Wednesday 25 June 2008

Length of CV/resume for a freelance employee

Neil asks: I've been around for sometime - 16 SAP projects - and in consequence my CV is getting rather long (4 pages[1]). I've been reading around and it seems the current trend is to keep it to two. 8086 assembler and mainframe Adabas/Natural aren't exactly a key selling points for an R/3 specialist, and I've forgetten them anyway! So should I just lump all of the ancient history into one group and give a breif general summary? Clearly the most recent work will remain in detail, but at what point(s) should I start transitioning to briefer overviews and/or mentioning in passing? Looking forward to hearing your opinions. Note: this is just the English version; the bilingual one with French goes to 8

In Answer:
Your CV is a selling document of you and your work experiences for the post you are applying for, NOT a whole career portfolio. Employers or agencies will only be interested in the last five years/three positions, which ever is longer - anything before that can be summarised.
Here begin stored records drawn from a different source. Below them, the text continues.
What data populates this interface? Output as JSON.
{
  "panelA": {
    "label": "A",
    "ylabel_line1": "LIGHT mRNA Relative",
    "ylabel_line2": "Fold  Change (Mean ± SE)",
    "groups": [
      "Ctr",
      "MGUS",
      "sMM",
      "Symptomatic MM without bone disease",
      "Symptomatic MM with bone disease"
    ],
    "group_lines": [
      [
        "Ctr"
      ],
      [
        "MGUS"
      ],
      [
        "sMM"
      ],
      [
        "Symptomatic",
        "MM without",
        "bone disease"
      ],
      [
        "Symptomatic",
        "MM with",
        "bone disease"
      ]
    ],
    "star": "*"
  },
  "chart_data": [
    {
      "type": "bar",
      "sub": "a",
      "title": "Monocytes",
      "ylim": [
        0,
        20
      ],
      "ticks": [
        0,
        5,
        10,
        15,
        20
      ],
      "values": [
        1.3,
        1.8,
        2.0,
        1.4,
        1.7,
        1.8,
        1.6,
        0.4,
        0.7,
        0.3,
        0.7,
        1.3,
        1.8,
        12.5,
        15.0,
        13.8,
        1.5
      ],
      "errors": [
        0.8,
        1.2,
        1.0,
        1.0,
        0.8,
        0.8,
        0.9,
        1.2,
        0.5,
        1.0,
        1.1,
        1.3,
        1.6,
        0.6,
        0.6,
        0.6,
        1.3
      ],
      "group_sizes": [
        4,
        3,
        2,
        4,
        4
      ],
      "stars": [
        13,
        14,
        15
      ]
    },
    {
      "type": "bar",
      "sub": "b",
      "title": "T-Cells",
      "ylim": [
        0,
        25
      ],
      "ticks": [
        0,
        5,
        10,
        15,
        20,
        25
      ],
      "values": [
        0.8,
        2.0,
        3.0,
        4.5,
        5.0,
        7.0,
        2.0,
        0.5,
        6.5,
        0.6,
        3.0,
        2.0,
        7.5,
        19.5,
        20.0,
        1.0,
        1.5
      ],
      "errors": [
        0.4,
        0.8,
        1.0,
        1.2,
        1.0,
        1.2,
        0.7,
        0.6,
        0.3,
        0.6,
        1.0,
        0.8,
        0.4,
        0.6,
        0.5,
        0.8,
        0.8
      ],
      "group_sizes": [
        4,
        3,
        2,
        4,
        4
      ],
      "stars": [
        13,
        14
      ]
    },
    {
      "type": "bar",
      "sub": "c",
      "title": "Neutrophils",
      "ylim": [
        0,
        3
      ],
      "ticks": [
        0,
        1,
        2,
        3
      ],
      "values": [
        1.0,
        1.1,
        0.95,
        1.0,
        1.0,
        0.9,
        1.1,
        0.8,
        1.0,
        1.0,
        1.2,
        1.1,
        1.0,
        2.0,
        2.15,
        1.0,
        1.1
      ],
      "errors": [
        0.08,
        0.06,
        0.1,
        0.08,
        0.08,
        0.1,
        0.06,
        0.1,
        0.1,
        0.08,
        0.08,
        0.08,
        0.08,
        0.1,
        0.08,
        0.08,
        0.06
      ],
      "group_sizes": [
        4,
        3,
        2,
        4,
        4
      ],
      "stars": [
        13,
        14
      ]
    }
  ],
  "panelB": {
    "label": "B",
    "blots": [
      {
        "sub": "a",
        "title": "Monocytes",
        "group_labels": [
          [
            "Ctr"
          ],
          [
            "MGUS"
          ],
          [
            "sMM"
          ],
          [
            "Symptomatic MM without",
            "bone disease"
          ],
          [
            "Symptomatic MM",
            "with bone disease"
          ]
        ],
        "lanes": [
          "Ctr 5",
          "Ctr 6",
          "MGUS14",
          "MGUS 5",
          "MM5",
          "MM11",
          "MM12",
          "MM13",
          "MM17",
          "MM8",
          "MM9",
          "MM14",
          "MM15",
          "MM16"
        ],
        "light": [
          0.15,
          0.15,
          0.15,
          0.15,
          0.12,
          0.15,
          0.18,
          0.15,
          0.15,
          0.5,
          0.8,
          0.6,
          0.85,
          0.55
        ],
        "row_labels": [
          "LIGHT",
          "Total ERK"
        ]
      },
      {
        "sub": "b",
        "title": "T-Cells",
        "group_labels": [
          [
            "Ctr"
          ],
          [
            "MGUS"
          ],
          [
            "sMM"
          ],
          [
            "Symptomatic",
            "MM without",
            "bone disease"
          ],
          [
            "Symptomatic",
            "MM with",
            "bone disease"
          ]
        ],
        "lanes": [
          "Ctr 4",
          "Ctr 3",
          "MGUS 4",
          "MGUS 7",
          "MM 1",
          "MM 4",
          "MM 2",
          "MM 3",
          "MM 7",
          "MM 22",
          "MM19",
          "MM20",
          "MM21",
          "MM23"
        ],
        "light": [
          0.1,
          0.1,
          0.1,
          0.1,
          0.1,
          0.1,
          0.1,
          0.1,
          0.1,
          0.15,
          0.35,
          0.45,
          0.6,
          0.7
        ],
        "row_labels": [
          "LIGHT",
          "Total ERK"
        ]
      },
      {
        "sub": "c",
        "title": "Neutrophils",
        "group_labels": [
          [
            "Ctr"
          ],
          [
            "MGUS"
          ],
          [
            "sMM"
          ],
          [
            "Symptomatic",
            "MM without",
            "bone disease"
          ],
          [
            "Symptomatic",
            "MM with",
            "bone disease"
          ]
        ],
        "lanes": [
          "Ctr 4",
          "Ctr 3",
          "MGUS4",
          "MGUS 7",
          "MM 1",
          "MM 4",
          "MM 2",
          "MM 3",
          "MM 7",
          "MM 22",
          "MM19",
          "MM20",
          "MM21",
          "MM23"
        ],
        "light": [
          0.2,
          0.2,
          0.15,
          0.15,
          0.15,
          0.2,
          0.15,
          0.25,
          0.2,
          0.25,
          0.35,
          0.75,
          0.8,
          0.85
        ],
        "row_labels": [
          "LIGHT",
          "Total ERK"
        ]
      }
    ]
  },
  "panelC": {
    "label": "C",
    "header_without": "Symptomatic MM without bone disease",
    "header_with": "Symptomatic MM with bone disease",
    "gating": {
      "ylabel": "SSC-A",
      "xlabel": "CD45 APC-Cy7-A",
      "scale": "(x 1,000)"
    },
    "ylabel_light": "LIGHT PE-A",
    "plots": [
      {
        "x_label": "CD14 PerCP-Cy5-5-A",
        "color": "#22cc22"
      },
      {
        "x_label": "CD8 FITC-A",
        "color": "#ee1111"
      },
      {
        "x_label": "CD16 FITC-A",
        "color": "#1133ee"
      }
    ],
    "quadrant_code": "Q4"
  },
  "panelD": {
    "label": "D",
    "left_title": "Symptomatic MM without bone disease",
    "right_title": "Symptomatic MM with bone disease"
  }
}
As a contractor in temporary positions, you could summarise some placements on employer or types/skills of work you were doing to reduce the apparent "jumping" such an acceptable career path entails, if you are concerned and are looking to move into a permanent placement.

Think of it this way - if you were the recruiter/HR professional reviewing CV's all day, you would look for the strong candidates with the clear skills and experience the advert stated the post required. Hence, your cover letter and first half page of your CV has to tick those boxes, or why would they want to look any further? Your cover letter and first half page of your CV hence are key, and anything else is best described as interview fodder to check how you have managed your career.

At the end of the day, its your CV so you need to choose how to portray yourself - but a CV written for a specific post shouldn't need to be longer than 2 pages, which with a cover letter makes 3 sheets of paper.

Good Luck!

1 comment:

Unknown said...

I'm an ERP recruiter in the USA. I deal with SAP and Oracle products primarily for contract positions. I deal with dozens of resumes daily in this particular arena as I match consultants with opportunities.

I would say that in this particular market -- experience is detailed farther back than the standard 5 years that might be applied to most other positions.

This is a bit different than what is expected in the general hiring world. And absolutely 3 projects history would not be enough - in point of fact I would be suspicious if that is all I saw along with a general throw away summary for prior experience.

Detailing should of course be lighter the farther back the experience goes. But for skills you've grown seeing where you have come from, and what you have come to is very important.

So, for example, if you are a FSCM consultant seeing your FICO history 4 or 5 years prior to your FSCM experience in the last 3 is very important. This type of context gives credibility in an industry where you have significant/specific skill levels expected at the 3, 5, 7, 10+ year points of experience.

No one would expect you to remember all the Cobol of days gone by, but with ERP we expect to see a building progression over time. And arbitrarily truncating that isn't necessarily the best decision. Not as detailed, but at least a few lines detailing modules or focus.

** Short term/spot engagements I would see summarizing generally unless it was something particularly applicable to the direction you are wanting to go career wise.